Miss Nevil lut la lettre, qui était écrite en anglais, sans doute par surcroît de précaution. Voici ce qu’elle contenait :


« Mademoiselle,

« Une malheureuse fatalité m’a poussé ; j’ignore ce que diront mes ennemis, quelles calomnies ils inventeront. Peu m’importe si vous, mademoiselle, vous n’y donnez point créance. Depuis que je vous ai vue, je m’étais bercé de rêves insensés. Il a fallu cette catastrophe pour me montrer ma folie ; je suis raisonnable maintenant. Je sais quel est l’avenir qui m’attend, et il me trouvera résigné. Cette bague que vous m’avez donnée et que je croyais un talisman de bonheur, je n’ose la garder. Je crains, miss Nevil, que vous n’ayez du regret d’avoir si mal placé vos dons, ou plutôt je crains qu’elle ne me rappelle le temps où j’étais fou. Colomba vous la remettra. Adieu, mademoiselle, vous allez quitter la Corse, et je ne vous verrai plus ; mais dites à ma sœur que j’ai encore votre estime, et, je le dis avec assurance, je la mérite toujours. » « O. D. R. »

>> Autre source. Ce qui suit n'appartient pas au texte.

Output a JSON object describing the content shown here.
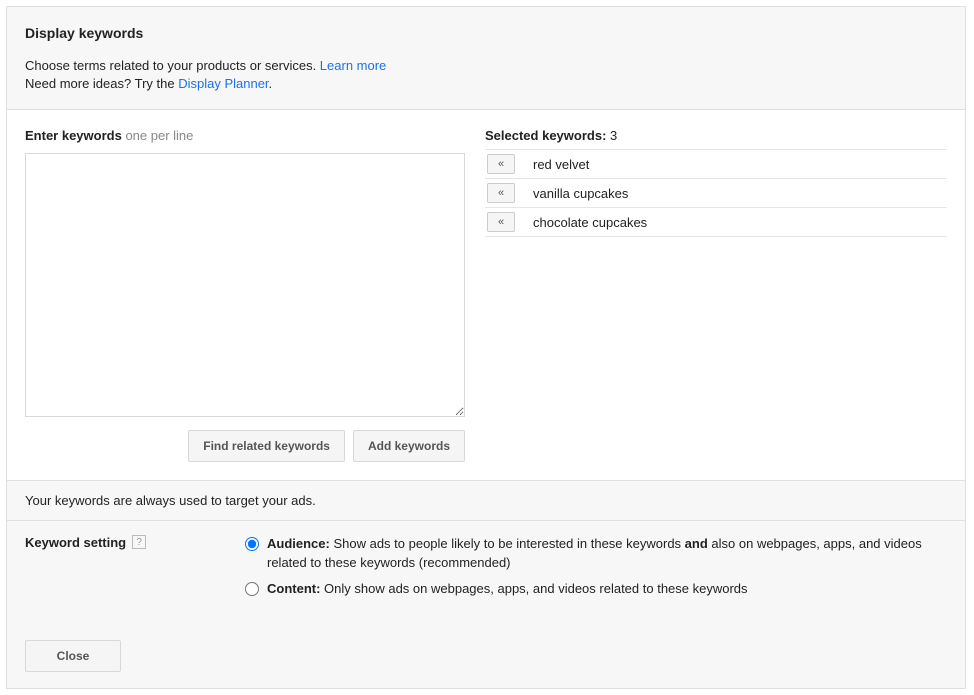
{
  "title": "Display keywords",
  "description_line1_prefix": "Choose terms related to your products or services. ",
  "description_line1_link": "Learn more",
  "description_line2_prefix": "Need more ideas? Try the ",
  "description_line2_link": "Display Planner",
  "description_line2_suffix": ".",
  "enter_keywords_label": "Enter keywords",
  "enter_keywords_hint": " one per line",
  "btn_find_related": "Find related keywords",
  "btn_add_keywords": "Add keywords",
  "selected_keywords_label": "Selected keywords",
  "selected_keywords_count": "3",
  "selected": [
    "red velvet",
    "vanilla cupcakes",
    "chocolate cupcakes"
  ],
  "remove_glyph": "«",
  "info_text": "Your keywords are always used to target your ads.",
  "keyword_setting_label": "Keyword setting",
  "help_glyph": "?",
  "options": {
    "audience_label": "Audience:",
    "audience_text_part1": " Show ads to people likely to be interested in these keywords ",
    "audience_text_bold": "and",
    "audience_text_part2": " also on webpages, apps, and videos related to these keywords (recommended)",
    "content_label": "Content:",
    "content_text": " Only show ads on webpages, apps, and videos related to these keywords"
  },
  "btn_close": "Close"
}
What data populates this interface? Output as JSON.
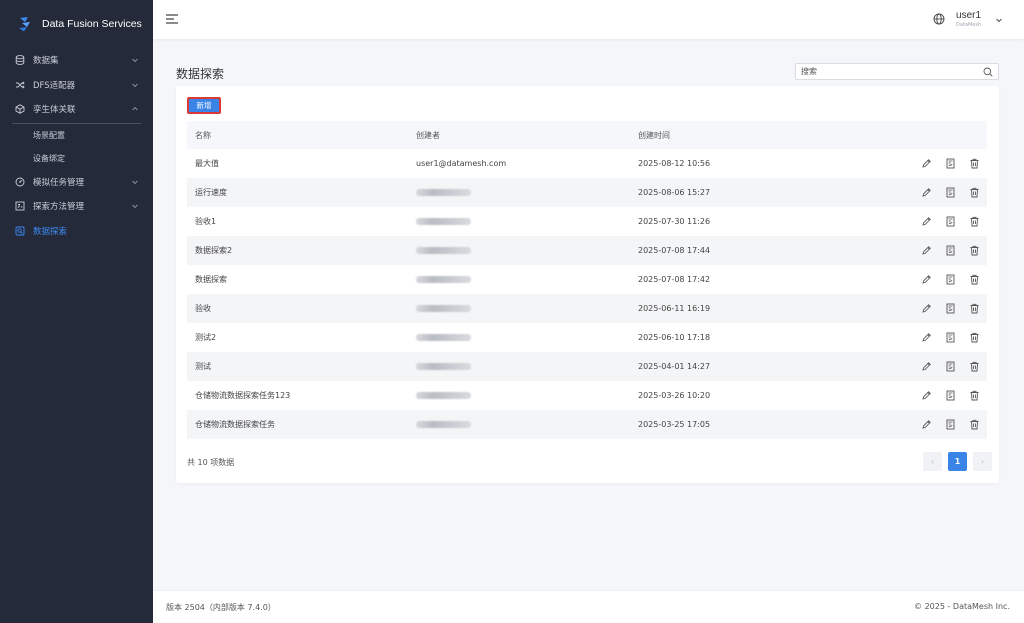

Miss Lydia s’était détournée pour lire cette lettre, et Colomba, qui l’observait attentivement, lui remit la bague égyptienne, en lui demandant du regard ce que cela signifiait. Mais miss Lydia n’osait lever la tête, et elle considérait tristement la bague qu’elle mettait à son doigt et qu’elle retirait alternativement.

— Chère miss Nevil, dit Colomba, ne puis-je savoir ce que vous dit mon frère ? Vous parle-t-il de son état ?

— Mais… dit miss Lydia en rougissant, il n’en parle pas… Sa lettre est en anglais… Il me charge de dire à mon père… il espère que le préfet pourra arranger…

Colomba, souriant avec malice, s’assit sur le lit, prit les deux mains de miss Nevil, et la regardant avec ses yeux pénétrans : — Serez-vous bonne ? lui dit-elle. N’est-ce pas que vous répondrez à mon frère ? Vous lui ferez tant de bien. Un moment l’idée m’est venue de vous réveiller lorsque sa lettre est venue, et puis je n’ai pas osé.

— Vous avez eu bien tort, dit miss Nevil, si un mot de moi pouvait le…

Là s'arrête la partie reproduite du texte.